Nuovi campionari di cartoncini per mostrare come le goffrature riescano ad intensificare l’effetto delle fotografie presenti all’interno.
Alex Guglielmi, uno dei tecnici Iggesund, ha seguito la produzione di un nuovo campionario per i cartoncini della cartiera svedese nei quali ci si è concentrati in modo particolare sule immagini in rilievo.
«Invercote, per la sua stabilità dimensionale e la sua elasticità, è la scelta ideale per coloro che intendono usare i rilievi per dare tridimensionalità ai loro pieghevoli o ad altro materiale stampato, spiega Guglielmi, perché sono in grado di rafforzare la sensazione tattile, catturano una maggiore attenzione e, non ultimo, consolidano l’idea di qualità.»

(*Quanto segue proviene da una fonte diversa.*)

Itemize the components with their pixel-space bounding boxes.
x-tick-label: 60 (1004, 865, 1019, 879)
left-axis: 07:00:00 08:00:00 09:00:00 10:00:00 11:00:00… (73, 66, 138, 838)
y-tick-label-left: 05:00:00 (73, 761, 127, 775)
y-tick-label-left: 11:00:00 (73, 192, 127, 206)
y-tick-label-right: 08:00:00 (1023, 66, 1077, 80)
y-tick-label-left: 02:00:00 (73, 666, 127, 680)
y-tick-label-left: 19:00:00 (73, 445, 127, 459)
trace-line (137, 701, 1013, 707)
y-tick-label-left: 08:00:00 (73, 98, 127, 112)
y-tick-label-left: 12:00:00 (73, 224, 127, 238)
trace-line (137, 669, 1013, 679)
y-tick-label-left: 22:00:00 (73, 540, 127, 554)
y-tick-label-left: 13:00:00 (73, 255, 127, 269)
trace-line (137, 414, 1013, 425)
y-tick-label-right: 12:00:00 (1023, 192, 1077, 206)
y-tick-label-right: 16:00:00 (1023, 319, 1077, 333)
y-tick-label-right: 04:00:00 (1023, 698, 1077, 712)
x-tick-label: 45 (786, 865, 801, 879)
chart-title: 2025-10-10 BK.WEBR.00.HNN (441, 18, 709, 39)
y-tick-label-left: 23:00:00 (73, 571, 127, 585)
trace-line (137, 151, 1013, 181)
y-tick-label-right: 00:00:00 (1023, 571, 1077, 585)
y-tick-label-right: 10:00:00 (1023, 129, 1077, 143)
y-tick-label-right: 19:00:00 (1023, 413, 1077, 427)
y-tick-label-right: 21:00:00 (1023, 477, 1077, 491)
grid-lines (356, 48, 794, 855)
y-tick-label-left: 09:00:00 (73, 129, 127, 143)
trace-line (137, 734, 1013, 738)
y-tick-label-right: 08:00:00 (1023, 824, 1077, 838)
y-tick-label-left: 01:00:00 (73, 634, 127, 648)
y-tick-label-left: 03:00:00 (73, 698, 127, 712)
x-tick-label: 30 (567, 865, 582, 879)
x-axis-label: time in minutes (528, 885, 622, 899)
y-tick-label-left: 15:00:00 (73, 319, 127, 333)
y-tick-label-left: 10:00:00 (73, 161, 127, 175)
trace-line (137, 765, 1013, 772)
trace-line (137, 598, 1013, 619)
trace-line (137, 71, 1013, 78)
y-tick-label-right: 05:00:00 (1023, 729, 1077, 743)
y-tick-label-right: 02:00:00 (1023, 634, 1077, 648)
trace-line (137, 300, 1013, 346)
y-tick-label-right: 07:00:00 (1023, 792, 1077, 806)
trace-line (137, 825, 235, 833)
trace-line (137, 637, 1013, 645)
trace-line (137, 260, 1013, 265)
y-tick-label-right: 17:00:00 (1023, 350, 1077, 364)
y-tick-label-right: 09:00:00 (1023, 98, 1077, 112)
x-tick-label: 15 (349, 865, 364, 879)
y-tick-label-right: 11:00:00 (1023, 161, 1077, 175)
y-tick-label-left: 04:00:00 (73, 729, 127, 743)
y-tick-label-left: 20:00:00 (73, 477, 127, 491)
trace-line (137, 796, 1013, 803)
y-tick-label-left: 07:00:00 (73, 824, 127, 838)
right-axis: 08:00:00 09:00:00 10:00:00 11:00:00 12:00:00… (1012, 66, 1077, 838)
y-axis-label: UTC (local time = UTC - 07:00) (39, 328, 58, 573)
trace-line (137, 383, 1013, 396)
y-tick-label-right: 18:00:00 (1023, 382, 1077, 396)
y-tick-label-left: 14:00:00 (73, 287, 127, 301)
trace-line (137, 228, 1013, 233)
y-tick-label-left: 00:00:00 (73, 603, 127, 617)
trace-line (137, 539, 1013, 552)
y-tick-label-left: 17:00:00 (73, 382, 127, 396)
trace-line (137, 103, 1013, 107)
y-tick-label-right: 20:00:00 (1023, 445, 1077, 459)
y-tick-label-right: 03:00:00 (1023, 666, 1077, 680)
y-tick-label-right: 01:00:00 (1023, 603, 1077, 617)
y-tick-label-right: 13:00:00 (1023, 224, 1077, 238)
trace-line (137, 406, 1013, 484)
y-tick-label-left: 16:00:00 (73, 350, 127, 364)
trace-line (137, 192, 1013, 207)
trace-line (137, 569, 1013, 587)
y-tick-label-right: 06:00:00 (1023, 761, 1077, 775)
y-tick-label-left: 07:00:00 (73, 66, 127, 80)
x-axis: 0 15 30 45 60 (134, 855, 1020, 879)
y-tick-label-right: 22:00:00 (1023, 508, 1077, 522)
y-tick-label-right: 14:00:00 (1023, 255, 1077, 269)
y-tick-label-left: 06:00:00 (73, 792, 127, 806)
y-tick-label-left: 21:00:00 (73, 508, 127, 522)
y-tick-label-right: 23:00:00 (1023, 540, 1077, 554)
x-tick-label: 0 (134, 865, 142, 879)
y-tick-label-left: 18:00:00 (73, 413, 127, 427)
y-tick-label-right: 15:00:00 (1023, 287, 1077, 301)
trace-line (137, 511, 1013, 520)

Per garantire un rilievo impeccabile occorrono cliché di qualità. Per la realizzazione del nuovo campionario, Iggesund ha così collaborato con SMR Stanztechnik, produttore svizzero di strumenti di trasformazione.
«Il rilievo dei dettagli delle fotografie presenti nel campionario ha rappresentato la nostra sfida principale, commenta Alex. Occorre fare particolare attenzione a non cambiare o distorcere l’idea di fondo dell’immagine.»
Ne è un esempio l’isola in rilievo sulla copertina. Il rilievo attraversa interamente la facciata anteriore, la costa con la cordonatura e la facciata posteriore del campionario. Nel corso della prima prova, l’immagine di una roccia sullo sfondo sembrava essersi spostata in primo piano, vicino all’osservatore.
«Per poter eliminare tale effetto abbiamo dovuto modificare il cliché, ottenendo così il giusto equilibrio tra immagine e rilievo.»

Per il rilievo dei dettagli delle fotografie occorre fare particolare attenzione a non cambiare o distorcere l’idea di fondo dell’immagine
In un’altra immagine è stato rifatto il rilievo di un occhio. Il risultato non era sufficientemente preciso, e per creare un impatto visivo più naturale si è lavorato sul cliché.
Un altro risultato che Alex desidera rimarcare è come la stampa e il rilievo del nome debbano essere a perfetto registro: «È facile sbagliare durante questo processo, pertanto suggerisco ai clienti di avere un’idea chiara di ciò che intendono far risaltare la stampa con il rilievo. Trattandosi di una lavorazione che implica una perfetta sintonia tra il cartoncino, i cliché e la stampa, anche il più piccolo errore di messa a registro viene individuato con facilità, in particolare su rilievi lineari.»
Di conseguenza, in situazioni analoghe, il tecnico Iggesund consiglia di ridurre il numero di singole pose per foglio, così da ottenere il miglior allineamento tra immagine stampata e rilievo. Quando un progetto richiede un processo di finitura dove sono necessari più passaggi di macchina, la stabilità dimensionale di Invercote garantisce un registro perfetto. Di regola, gli stampatori si trovano a dover convincere i loro clienti a limitare il numero di passaggi di stampa per evitare problemi di allineamento. La stabilità dimensionale di Invercote, invece, permette di affrontare sfide finora impensabili in questo settore e, a dimostrazione della sua superiorità in termini di prestazioni, Iggesund ha realizzato progetti stampati con più di 20 passaggi dai risultati sorprendenti. Certamente i costi elevati scoraggiano tali iniziative, ma per tutti coloro disposti ad investire nella fase di finitura, Invercote rappresenta una garanzia di successo e di risultati.